Il lavoro è fortemente stimolato dai luoghi della montagna, si muove tra spazi familiari e misteriosi, accoglienti e oscuri. Un’impressione che si fa racconto, un racconto per immagini, fatto di segni impressi sul metallo. Una montagna, potenza generatrice nel suo inarrestabile divenire, emerge come un’icona di grandezza e solennità.

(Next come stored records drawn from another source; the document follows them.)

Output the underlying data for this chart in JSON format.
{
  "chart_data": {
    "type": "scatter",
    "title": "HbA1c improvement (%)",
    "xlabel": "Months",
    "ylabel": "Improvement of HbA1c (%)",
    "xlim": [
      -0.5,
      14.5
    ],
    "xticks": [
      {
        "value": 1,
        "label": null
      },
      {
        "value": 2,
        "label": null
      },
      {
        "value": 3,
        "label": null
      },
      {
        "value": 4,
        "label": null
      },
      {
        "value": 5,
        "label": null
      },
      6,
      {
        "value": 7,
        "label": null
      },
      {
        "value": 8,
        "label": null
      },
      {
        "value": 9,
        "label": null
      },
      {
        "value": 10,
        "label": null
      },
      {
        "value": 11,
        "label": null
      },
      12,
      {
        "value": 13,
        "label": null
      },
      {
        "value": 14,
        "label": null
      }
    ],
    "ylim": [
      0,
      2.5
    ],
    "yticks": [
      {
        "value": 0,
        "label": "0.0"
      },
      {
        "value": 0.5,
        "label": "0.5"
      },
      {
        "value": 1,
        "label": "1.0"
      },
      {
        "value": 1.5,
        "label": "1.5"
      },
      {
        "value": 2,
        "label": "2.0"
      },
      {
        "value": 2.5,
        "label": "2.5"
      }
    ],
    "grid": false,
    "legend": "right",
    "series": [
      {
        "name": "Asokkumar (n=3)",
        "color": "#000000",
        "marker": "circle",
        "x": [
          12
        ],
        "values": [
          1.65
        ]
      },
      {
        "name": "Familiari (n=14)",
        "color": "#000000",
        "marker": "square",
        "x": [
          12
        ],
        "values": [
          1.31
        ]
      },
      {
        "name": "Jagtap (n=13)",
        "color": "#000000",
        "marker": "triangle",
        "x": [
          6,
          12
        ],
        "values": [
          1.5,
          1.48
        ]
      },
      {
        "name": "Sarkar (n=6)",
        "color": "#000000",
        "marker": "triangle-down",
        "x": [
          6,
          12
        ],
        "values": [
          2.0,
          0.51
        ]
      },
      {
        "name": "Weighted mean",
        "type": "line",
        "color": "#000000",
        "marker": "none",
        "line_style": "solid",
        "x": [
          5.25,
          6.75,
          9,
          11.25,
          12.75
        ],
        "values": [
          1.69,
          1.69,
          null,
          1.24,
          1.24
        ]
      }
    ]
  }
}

Memorie familiari di una Sicilia antica, una campagna rurale, intrisa di gesti lenti, ancora dedita al pascolo e all’agricoltura. Dalla vetta più selvaggia al colle coltivato, le attività agricole e l’allevamento del bestiame segnano il territorio, marcando il tessuto geologico con mulattiere e trazzere, antichi bevai e vecchi casolari spesso abbandonati. Quando i rettilinei lasciano spazio ai tornanti si delinea l’economia dei nostri vecchi, una continua transumanza dal centro abitato al marcato, dalla mannara al focolare. Tra i sentieri delle Alte Madonie nascono questi lavori, lunghe passeggiate a cavallo alla ricerca di un ritorno alle origini e ai luoghi che un tempo hanno contraddistinto la quotidianità dei nostri nonni. Con l’avvento della modernità scendemmo al piano, spopolando i monti e dimenticandone le storie. Un’indagine fotografica che si muove proprio intorno questi luoghi, oramai parte di un passato forse troppo lontano.
Un tracciato psicologico e spirituale che si trasforma in un segno inciso profondo.